L’orage du 28 juillet 1901 dans l’Ain.

Le terrible orage du 28 juillet 1901

Un orage d’ une extrême violence a sévi sur notre département de l’ Ain en ce dimanche 28 juillet 1901. Les dégâts furent immenses sur plusieurs localités. A Jujurieux on parla d’ un véritable cyclone de grêle et de pluie qui dévasta la région. Les grêlons avaient souvent la grosseur d’une noix et l’ on juge par là du ravage qu’ ils ont pu causer. Les tuiles furent enlevées, les vitres brisées, les poteaux télégraphiques renversés, les arbres abattus qui obstruèrent les routes. En quelques instants tout devint désolation. Le tramway Ambérieu – Cerdon dut être interrompue. Les fils conducteurs de l’ usine électrique ont été rompus. Les communes les plus éprouvées par cet ouragan furent celles de Jujurieux, St Jean le Vieux, Poncin, Boyeux St Jérôme, Mérignat, Cerdon, Leymiat et Le Préau. Ce fut une véritable désolation pour les cultivateurs. Les récoltes furent absolument hachées, et couchées au sol. Quant à la vigne, ce ne fut pas mieux. Les raisins très nombreux jonchèrent le sol également. Une heure seulement a suffi pour provoquer tous ces dégâts qui furent irréparables pour nos vignobles. Les plus éprouvés furent ceux de la Boissière, la Verjatière et le grand vignoble de Fayolle.

La grêle s’ est abattue aussi sur le secteur de Neuville sur Ain y causant les mêmes pertes. A Pont d’ Ain les récoltes sont complètement perdues à certains endroits ; du côté d’ Ambronay les arbres se sont retrouvés bien souvent totalement dépouillés de leurs feuilles, comme en plein hiver. L’ orage qui suivait le cours de la rivière d’ Ain allant du midi au nord et venant du côté de Méximieux a traversé les communes de Villieu, Leyment, Loyes, Mallon, Châtillon la Palud, Villette sur Ain et Priay. De là obliquant à l’ est, l’ orage se dirigea du côté du Bugey, sur Ambronay, St Jean le Vieux, Poncin et Cerdon. Depuis 1860, on n’ avait pas souvenir d’ un tel désastre dans notre région.

Des arbres ont été arrachés, plusieurs poteaux télégraphiques ont été brisés et du côté d’ Ambérieu les communications télégraphiques furent interrompues. A Cerdon, et Ambronay des vitres ont été brisées. A Pont d’ Ain et Druillat plus des 2 tiers de la récolte sont perdus. ; les caves furent envahies par les eaux. Les vignes furent partout ravinées et des amas considérables de terre furent entrainés par les flots. La vision de la campagne fut lamentable.

La grêle a produit des ravages énormes sur les communes de Ste Julie, Leyment et surtout dans la région de la Côtière, St Maurice de Beynost, Gévrieux, Dublanne etc…Dans tous ces secteurs une bonne partie de la récolte est complètement perdue.
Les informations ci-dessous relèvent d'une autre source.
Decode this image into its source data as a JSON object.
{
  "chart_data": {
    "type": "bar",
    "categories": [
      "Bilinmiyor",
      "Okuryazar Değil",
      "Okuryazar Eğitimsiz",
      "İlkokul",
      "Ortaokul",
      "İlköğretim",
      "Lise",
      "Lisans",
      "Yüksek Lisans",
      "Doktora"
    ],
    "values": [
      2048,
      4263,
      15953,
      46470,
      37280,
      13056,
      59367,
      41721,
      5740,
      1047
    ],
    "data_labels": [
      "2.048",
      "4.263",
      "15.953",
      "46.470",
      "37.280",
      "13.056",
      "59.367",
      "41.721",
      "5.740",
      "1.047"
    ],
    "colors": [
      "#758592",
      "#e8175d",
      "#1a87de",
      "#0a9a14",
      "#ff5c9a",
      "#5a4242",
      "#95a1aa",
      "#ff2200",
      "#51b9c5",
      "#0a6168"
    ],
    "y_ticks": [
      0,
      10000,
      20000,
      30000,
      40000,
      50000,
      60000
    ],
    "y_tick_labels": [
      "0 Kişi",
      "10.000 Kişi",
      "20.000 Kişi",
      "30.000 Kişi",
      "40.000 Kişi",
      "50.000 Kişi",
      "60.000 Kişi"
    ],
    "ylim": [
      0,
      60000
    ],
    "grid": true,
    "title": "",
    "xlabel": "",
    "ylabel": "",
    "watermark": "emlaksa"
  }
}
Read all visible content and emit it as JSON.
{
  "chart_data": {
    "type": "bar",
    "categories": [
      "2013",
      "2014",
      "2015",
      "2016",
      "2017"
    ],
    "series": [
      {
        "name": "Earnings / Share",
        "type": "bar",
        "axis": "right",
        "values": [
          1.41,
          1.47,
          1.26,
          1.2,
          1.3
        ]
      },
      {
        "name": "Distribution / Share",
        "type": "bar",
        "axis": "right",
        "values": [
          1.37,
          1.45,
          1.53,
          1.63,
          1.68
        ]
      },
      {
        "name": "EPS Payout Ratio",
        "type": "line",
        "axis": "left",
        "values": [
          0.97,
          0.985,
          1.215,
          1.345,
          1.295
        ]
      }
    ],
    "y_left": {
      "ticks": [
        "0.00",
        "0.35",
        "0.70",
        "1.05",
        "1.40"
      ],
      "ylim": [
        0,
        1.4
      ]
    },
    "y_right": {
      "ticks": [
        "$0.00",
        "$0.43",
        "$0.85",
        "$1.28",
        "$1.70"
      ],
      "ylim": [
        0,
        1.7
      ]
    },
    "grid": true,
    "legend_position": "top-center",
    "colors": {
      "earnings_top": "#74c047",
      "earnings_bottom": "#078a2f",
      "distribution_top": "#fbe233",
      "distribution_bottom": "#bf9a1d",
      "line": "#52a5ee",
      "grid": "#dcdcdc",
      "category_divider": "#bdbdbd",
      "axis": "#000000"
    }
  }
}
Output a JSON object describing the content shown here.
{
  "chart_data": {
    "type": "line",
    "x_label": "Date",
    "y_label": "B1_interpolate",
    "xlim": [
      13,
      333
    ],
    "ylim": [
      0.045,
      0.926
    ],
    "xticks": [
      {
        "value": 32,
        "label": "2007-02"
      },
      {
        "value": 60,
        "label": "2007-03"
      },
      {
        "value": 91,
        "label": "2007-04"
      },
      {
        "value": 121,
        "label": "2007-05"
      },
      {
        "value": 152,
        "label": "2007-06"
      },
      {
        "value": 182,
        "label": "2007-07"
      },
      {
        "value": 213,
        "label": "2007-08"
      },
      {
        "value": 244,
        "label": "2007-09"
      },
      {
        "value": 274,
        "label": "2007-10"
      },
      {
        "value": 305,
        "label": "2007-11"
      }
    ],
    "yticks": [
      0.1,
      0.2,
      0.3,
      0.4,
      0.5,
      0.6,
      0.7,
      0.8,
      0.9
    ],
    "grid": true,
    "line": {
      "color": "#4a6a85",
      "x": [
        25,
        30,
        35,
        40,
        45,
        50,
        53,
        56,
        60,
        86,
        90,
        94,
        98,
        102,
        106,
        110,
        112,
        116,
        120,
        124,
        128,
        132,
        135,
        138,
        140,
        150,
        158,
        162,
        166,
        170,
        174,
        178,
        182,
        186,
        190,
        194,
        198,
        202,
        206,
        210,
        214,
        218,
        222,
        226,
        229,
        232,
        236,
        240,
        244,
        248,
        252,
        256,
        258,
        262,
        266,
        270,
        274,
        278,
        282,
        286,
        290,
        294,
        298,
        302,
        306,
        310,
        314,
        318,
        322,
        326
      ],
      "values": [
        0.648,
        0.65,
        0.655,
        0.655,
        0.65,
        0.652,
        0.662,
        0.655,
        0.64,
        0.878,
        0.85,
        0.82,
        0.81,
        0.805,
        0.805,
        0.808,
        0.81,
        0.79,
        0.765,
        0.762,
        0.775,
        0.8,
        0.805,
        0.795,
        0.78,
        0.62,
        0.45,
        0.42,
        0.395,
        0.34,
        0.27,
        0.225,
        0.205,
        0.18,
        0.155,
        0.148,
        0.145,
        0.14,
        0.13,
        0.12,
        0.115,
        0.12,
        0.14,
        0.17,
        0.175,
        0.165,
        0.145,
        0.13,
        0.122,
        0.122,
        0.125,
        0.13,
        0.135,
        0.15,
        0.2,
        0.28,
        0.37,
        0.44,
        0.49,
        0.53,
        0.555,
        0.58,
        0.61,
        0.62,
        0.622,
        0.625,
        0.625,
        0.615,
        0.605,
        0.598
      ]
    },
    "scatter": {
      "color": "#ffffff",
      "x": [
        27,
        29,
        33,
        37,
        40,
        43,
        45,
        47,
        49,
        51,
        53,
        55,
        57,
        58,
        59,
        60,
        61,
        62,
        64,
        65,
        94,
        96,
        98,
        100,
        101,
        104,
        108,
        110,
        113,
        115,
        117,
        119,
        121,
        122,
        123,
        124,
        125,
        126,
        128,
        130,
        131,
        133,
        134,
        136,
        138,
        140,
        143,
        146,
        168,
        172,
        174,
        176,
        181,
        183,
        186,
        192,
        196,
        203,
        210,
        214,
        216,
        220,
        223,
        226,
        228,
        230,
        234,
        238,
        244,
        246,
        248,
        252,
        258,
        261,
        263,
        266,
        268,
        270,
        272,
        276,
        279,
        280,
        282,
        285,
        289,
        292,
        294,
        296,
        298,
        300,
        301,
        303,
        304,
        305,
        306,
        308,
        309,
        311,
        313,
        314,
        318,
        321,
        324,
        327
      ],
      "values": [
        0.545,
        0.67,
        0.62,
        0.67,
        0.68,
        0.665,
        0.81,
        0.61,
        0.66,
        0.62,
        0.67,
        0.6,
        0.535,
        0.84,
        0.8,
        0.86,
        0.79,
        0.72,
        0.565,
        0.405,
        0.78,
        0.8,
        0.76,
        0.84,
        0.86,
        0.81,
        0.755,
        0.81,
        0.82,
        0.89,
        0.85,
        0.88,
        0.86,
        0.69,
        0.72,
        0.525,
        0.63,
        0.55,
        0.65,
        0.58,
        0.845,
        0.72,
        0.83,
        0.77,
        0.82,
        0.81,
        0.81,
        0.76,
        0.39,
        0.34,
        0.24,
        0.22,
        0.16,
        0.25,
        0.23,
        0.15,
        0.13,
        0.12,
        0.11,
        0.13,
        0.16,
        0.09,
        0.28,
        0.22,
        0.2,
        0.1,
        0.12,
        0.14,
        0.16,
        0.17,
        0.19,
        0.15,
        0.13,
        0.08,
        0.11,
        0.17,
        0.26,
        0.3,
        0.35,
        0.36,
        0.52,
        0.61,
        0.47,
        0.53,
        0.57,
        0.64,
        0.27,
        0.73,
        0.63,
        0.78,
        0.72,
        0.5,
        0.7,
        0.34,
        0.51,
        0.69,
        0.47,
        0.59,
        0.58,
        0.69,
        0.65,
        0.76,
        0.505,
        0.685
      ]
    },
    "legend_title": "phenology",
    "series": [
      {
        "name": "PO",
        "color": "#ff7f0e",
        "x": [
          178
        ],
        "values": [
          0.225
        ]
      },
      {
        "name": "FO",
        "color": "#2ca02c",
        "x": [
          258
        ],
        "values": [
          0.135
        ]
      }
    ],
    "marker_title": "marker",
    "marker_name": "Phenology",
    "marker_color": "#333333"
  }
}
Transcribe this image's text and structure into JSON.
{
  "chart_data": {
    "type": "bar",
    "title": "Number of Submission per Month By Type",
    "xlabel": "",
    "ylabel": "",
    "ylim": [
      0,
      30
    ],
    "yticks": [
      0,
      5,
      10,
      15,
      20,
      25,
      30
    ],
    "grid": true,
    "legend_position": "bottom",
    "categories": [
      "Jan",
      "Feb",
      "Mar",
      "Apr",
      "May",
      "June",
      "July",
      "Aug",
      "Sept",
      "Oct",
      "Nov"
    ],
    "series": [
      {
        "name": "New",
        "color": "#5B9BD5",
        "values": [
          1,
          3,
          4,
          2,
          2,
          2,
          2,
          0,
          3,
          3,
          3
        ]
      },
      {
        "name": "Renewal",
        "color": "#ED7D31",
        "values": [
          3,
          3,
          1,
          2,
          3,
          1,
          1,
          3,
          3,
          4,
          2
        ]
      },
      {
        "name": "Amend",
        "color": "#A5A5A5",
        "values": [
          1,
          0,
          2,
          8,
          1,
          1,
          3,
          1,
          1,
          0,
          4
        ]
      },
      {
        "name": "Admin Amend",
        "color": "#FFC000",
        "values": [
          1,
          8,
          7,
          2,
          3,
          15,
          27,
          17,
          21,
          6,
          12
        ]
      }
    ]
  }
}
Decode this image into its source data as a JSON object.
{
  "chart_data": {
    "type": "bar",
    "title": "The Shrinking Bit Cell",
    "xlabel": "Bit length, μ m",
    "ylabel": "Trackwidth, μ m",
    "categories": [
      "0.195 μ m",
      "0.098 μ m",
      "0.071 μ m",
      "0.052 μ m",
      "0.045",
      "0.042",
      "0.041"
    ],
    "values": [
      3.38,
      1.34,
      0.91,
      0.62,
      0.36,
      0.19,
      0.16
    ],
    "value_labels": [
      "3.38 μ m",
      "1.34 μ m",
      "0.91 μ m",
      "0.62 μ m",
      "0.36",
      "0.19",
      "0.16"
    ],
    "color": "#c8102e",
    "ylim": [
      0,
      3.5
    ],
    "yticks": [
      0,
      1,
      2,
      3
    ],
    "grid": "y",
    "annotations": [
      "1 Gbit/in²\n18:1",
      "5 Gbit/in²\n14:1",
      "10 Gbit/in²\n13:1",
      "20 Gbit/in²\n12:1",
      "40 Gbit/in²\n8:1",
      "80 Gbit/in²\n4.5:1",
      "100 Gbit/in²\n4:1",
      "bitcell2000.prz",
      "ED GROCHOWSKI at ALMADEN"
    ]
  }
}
Les vignes furent là encore très éprouvées par les cieux. Dans le secteur de Tenay l’ orage provoqua un éboulement sur la montagne de la côte d’ Hostiaz. Un bloc de rocher de 400 à 500 kilos se détacha du flanc de la montagne, venant rouler contre une maison dans la quartier de la Guinguette. Les dégâts matériels furent très importants.

Côté trains, tous ceux en provenance d’ Ambérieu et à destination de Bellegarde connurent des retards considérables au point qu’ ils arrivèrent le lendemain en raison des nombreux dégâts occasionés dans la journée et la nuit du dimanche.

A St André de Corcy, plus au centre du département, la pluie fut accompagnée de grêle d’ un diamètre équivalent à celui de noix. Tout cela tomba pendant une heure, ravageant tout sur son passage. La commune la plus éprouvée dans ce secteur fut Mionnay. Ce fut un véritable désastre avec de gros arbres coupés en 2 et arrachés. Cela perturba la circulation. La toiture d’ une ferme fut transportée à plusieurs mètres. Ici de mémoire d’ homme on n’ avait pas souvenir d’une telle catastrophe. A noter enfin de nombreux dégâts également à Chatillon sur Chalaronne et à Feillens où les agriculteurs furent blessés par la foudre.